In a couple of unscientific polls overnight, Americans generally derided 16-year-old Farris Hassan -- a Florida high school journalism student who skipped a few days of school to fly to Iraq -- for pulling a foolish stunt. (Headline writers, of course, disagree 10-to-1, because how many times does a kid named "Farris" take a "day off" for an adventure? Too bad his last name wasn't Bueller.)
OK, yeah, it was foolish for him to basically parachute into a war zone with little or no preparation for his own safety, or for the safety of people who'd unexpectedly be forced to protect this wide-eyed, overly enthusiastic pup. When he gets home, ground him for a month and don't let him go to the prom, fergawdsakes.

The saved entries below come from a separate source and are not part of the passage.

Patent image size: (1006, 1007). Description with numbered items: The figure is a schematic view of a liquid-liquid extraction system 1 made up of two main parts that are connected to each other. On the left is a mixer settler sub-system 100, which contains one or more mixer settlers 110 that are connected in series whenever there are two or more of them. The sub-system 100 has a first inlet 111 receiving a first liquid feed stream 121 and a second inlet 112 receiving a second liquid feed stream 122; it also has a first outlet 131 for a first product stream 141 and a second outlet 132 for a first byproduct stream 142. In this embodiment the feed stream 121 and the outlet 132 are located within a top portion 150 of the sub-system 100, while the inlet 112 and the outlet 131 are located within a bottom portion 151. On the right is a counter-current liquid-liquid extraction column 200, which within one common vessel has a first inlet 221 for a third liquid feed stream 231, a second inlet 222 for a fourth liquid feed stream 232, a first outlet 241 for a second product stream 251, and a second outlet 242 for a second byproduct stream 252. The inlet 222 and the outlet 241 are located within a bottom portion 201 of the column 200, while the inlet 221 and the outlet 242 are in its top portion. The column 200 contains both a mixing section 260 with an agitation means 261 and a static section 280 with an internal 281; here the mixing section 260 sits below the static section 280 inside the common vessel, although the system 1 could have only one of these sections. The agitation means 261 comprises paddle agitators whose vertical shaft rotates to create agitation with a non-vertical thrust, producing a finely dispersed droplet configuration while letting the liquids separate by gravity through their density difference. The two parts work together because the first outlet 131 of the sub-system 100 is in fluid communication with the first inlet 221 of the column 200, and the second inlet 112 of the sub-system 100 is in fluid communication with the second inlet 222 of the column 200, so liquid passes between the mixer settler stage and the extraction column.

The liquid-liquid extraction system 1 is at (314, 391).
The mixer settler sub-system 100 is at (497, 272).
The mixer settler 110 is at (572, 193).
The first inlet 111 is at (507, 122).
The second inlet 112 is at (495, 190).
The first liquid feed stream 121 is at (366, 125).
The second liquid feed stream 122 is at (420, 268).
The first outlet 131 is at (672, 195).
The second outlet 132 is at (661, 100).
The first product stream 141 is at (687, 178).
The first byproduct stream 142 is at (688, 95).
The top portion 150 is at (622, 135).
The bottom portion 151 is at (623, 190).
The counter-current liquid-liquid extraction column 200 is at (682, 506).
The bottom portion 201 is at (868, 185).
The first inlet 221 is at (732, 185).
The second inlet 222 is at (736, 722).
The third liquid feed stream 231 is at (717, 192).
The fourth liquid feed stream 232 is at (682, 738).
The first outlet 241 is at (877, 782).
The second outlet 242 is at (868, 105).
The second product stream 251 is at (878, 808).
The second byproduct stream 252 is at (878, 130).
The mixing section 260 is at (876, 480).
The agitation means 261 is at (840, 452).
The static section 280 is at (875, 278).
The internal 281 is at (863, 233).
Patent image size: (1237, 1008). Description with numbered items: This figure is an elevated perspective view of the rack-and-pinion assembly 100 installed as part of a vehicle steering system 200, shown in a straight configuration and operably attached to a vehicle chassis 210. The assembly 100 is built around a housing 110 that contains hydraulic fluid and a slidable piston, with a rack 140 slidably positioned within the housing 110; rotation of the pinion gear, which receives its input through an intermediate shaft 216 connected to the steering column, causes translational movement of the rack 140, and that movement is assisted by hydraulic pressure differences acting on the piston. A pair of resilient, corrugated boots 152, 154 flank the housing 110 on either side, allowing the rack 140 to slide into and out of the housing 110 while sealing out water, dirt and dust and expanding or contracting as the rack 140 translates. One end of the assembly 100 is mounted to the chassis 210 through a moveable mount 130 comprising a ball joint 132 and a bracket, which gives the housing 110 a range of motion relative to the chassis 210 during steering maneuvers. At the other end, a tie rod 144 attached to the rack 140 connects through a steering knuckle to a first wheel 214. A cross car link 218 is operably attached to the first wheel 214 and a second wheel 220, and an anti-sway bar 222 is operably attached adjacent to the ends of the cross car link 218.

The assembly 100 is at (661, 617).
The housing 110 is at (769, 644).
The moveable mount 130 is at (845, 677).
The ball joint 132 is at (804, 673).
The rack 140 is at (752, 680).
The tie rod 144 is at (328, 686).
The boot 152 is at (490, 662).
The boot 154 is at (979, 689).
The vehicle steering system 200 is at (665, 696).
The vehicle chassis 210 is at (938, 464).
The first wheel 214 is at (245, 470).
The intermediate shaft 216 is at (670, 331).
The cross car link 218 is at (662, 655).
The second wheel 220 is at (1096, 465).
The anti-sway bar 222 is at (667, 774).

But deep down in the heart of his heart is an instinct that most professional journalists don't have or have forgotten: The instinct to see for himself.
Most of those dismissive, smug Americans clicking on their Internet polls whine incessantly about how the media isn't presenting the proper Left/Right view of the war. They claim the reporters in Iraq would risk their lives just to insert subtle political views in their stories. They seek out only "fair and balanced news" that suits their pre-fabbed opinions, and everything else is propaganda. They don't need to see for themselves because they already know the facts without ever lifting their fat asses out of their nice soft chairs except to fetch more chips and dip.
Farris Hassan has a long way to go before he's a good newsman. He hasn't yet been exposed to the mechanics of storytelling, the ethical minefields, the withering disappointment of discovering that not all his colleagues are as passionate about the craft as he is. But he's got something most of them don't: The instinct to see for himself.
Now, if he can just stay alive long enough to learn the rest, he'll make a good journalist someday.